Madame Olenska’s face grew brilliant with pleasure. “How kind! How good of the Duke to think of me!” She pushed a chair up to the tea-table and Mrs. Struthers sank into it delectably. “Of course I shall be too happy to come.”

“That’s all right, my dear. And bring your young gentleman with you.” Mrs. Struthers extended a hail- fellow hand to Archer. “I can’t put a name to you—but I’m sure I’ve met you—I’ve met everybody, here, or in Paris or London. Aren’t you in diplomacy? All the diplomatists come to me. You like music too?
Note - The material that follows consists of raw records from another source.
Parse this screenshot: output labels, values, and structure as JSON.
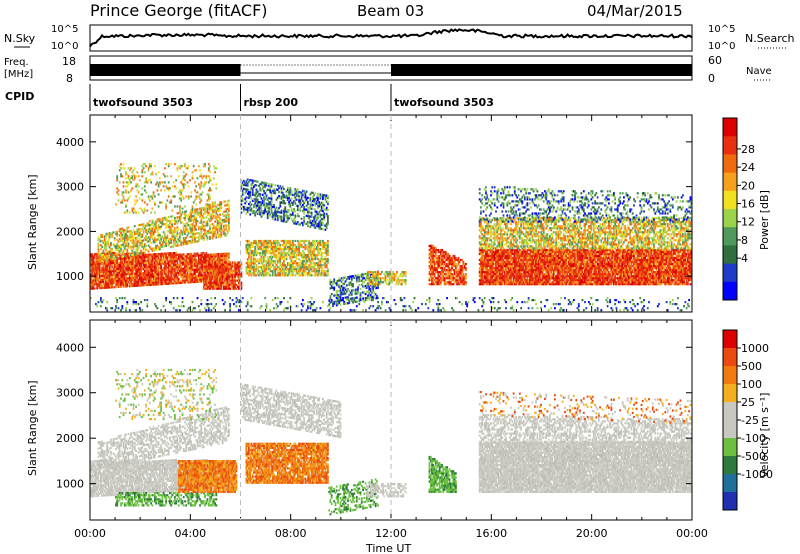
{
  "header": {
    "station": "Prince George (fitACF)",
    "beam": "Beam 03",
    "date": "04/Mar/2015"
  },
  "top_panel": {
    "left_label": "N.Sky",
    "right_label": "N.Search",
    "ticks_left": [
      "10^5",
      "10^0"
    ],
    "ticks_right": [
      "10^5",
      "10^0"
    ]
  },
  "freq_panel": {
    "left_label_1": "Freq.",
    "left_label_2": "[MHz]",
    "ticks_left": [
      "18",
      "8"
    ],
    "ticks_right": [
      "60",
      "0"
    ],
    "right_label": "Nave"
  },
  "cpid": {
    "label": "CPID",
    "segments": [
      {
        "name": "twofsound 3503",
        "start": 0,
        "end": 6
      },
      {
        "name": "rbsp 200",
        "start": 6,
        "end": 12
      },
      {
        "name": "twofsound 3503",
        "start": 12,
        "end": 24
      }
    ]
  },
  "power_panel": {
    "ylabel": "Slant Range [km]",
    "yticks": [
      "4000",
      "3000",
      "2000",
      "1000"
    ],
    "colorbar_label": "Power [dB]",
    "colorbar_ticks": [
      "28",
      "24",
      "20",
      "16",
      "12",
      "8",
      "4"
    ],
    "colors": [
      "#0000ff",
      "#1e3cc8",
      "#2f6f3f",
      "#4f9a5a",
      "#9bd34b",
      "#f0e020",
      "#f7a020",
      "#f06a10",
      "#e83010",
      "#dd0000"
    ]
  },
  "velocity_panel": {
    "ylabel": "Slant Range [km]",
    "yticks": [
      "4000",
      "3000",
      "2000",
      "1000"
    ],
    "colorbar_label": "Velocity [m s⁻¹]",
    "colorbar_ticks": [
      "1000",
      "500",
      "100",
      "25",
      "-25",
      "-100",
      "-500",
      "-1000"
    ],
    "colors": [
      "#2030b0",
      "#1e6f9a",
      "#2d7a3a",
      "#6cc040",
      "#c8c8c0",
      "#c8c8c0",
      "#f2b020",
      "#f07a10",
      "#e84a10",
      "#dd0000"
    ]
  },
  "xaxis": {
    "ticks": [
      "00:00",
      "04:00",
      "08:00",
      "12:00",
      "16:00",
      "20:00",
      "00:00"
    ],
    "label": "Time UT"
  },
  "chart_data": [
    {
      "type": "line",
      "title": "Prince George (fitACF) Beam 03 04/Mar/2015",
      "xlabel": "Time UT",
      "ylabel": "N.Sky",
      "x_range": [
        "00:00",
        "24:00"
      ],
      "note_series": [
        "N.Sky",
        "N.Search"
      ]
    },
    {
      "type": "heatmap",
      "quantity": "Power",
      "units": "dB",
      "xlabel": "Time UT",
      "ylabel": "Slant Range [km]",
      "x_range_hours": [
        0,
        24
      ],
      "y_range_km": [
        200,
        4600
      ],
      "color_range_db": [
        0,
        30
      ],
      "colorbar_ticks": [
        4,
        8,
        12,
        16,
        20,
        24,
        28
      ]
    },
    {
      "type": "heatmap",
      "quantity": "Velocity",
      "units": "m s^-1",
      "xlabel": "Time UT",
      "ylabel": "Slant Range [km]",
      "x_range_hours": [
        0,
        24
      ],
      "y_range_km": [
        200,
        4600
      ],
      "colorbar_ticks": [
        1000,
        500,
        100,
        25,
        -25,
        -100,
        -500,
        -1000
      ]
    }
  ]
}
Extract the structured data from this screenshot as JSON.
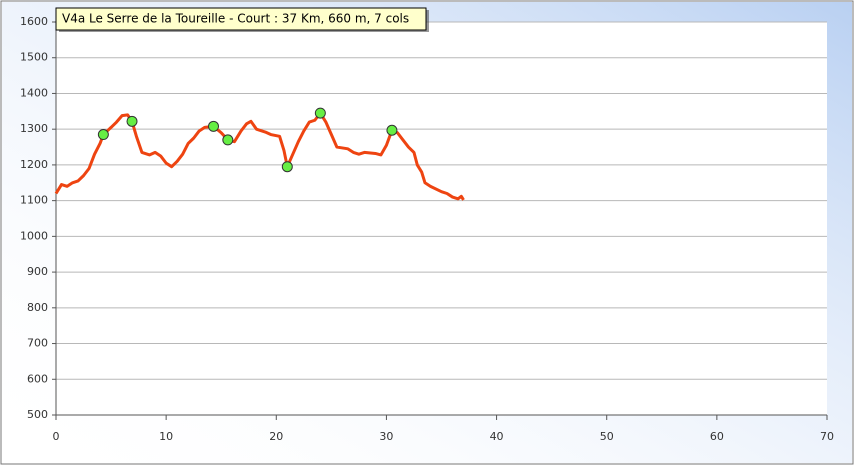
{
  "chart_data": {
    "type": "line",
    "title": "V4a Le Serre de la Toureille - Court : 37 Km, 660 m, 7 cols",
    "x": [
      0,
      0.5,
      1,
      1.5,
      2,
      2.5,
      3,
      3.5,
      4,
      4.3,
      5,
      5.5,
      6,
      6.5,
      6.9,
      7.3,
      7.8,
      8.5,
      9,
      9.5,
      10,
      10.5,
      11,
      11.5,
      12,
      12.5,
      13,
      13.5,
      14.3,
      15,
      15.6,
      16.2,
      16.8,
      17.3,
      17.7,
      18.2,
      19,
      19.5,
      20.3,
      20.7,
      21,
      21.5,
      22,
      22.5,
      23,
      23.5,
      24,
      24.5,
      25,
      25.5,
      26.5,
      27,
      27.5,
      28,
      29,
      29.5,
      30,
      30.5,
      31,
      31.5,
      32,
      32.5,
      32.8,
      33.2,
      33.5,
      34,
      35,
      35.5,
      36,
      36.5,
      36.8,
      37
    ],
    "values": [
      1120,
      1145,
      1140,
      1150,
      1155,
      1170,
      1190,
      1230,
      1260,
      1285,
      1305,
      1320,
      1338,
      1340,
      1322,
      1280,
      1235,
      1228,
      1235,
      1225,
      1205,
      1195,
      1210,
      1230,
      1260,
      1275,
      1295,
      1305,
      1308,
      1290,
      1270,
      1265,
      1295,
      1315,
      1322,
      1300,
      1292,
      1285,
      1280,
      1240,
      1195,
      1230,
      1265,
      1295,
      1320,
      1325,
      1345,
      1320,
      1285,
      1250,
      1245,
      1235,
      1230,
      1235,
      1232,
      1228,
      1255,
      1297,
      1290,
      1270,
      1250,
      1235,
      1200,
      1180,
      1150,
      1140,
      1125,
      1120,
      1110,
      1105,
      1112,
      1102
    ],
    "color": "#ee4411",
    "markers": {
      "x": [
        4.3,
        6.9,
        14.3,
        15.6,
        21,
        24,
        30.5
      ],
      "values": [
        1285,
        1322,
        1308,
        1270,
        1195,
        1345,
        1297
      ],
      "color": "#66ee44"
    },
    "xlim": [
      0,
      70
    ],
    "xticks": [
      0,
      10,
      20,
      30,
      40,
      50,
      60,
      70
    ],
    "ylim": [
      500,
      1600
    ],
    "yticks": [
      500,
      600,
      700,
      800,
      900,
      1000,
      1100,
      1200,
      1300,
      1400,
      1500,
      1600
    ],
    "grid": true
  }
}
Duke, you must be sure to bring him.”

The Duke said “Rather” from the depths of his beard, and Archer withdrew with a stiffly circular bow that made him feel as full of spine as a self-conscious school-boy among careless and unnoticing elders.

He was not sorry for the dénouement of his visit: he only wished it had come sooner, and spared him a certain waste of emotion. As he went out into the wintry night, New York again became vast and imminent, and May Welland the loveliest woman in it. He turned into his florist’s to send her the daily box of lilies-of-the-valley which, to his confusion, he found he had forgotten that morning.

As he wrote a word on his card and waited for an envelope he glanced about the embowered shop, and his eye lit on a cluster of yellow roses. He had never seen any as sun-golden before, and his first impulse was to send them to May instead of the lilies. But they did not look like her—there was something too rich, too strong, in their fiery beauty. In a sudden revulsion of mood, and almost without knowing what he did, he signed to the florist to lay the roses in another long box, and slipped his card into a second envelope, on which he wrote the name of the Countess Olenska; then, just as he was turning away, he drew the card out again, and left the empty envelope on the box.

“They’ll go at once?” he enquired, pointing to the roses.

The florist assured him that they would.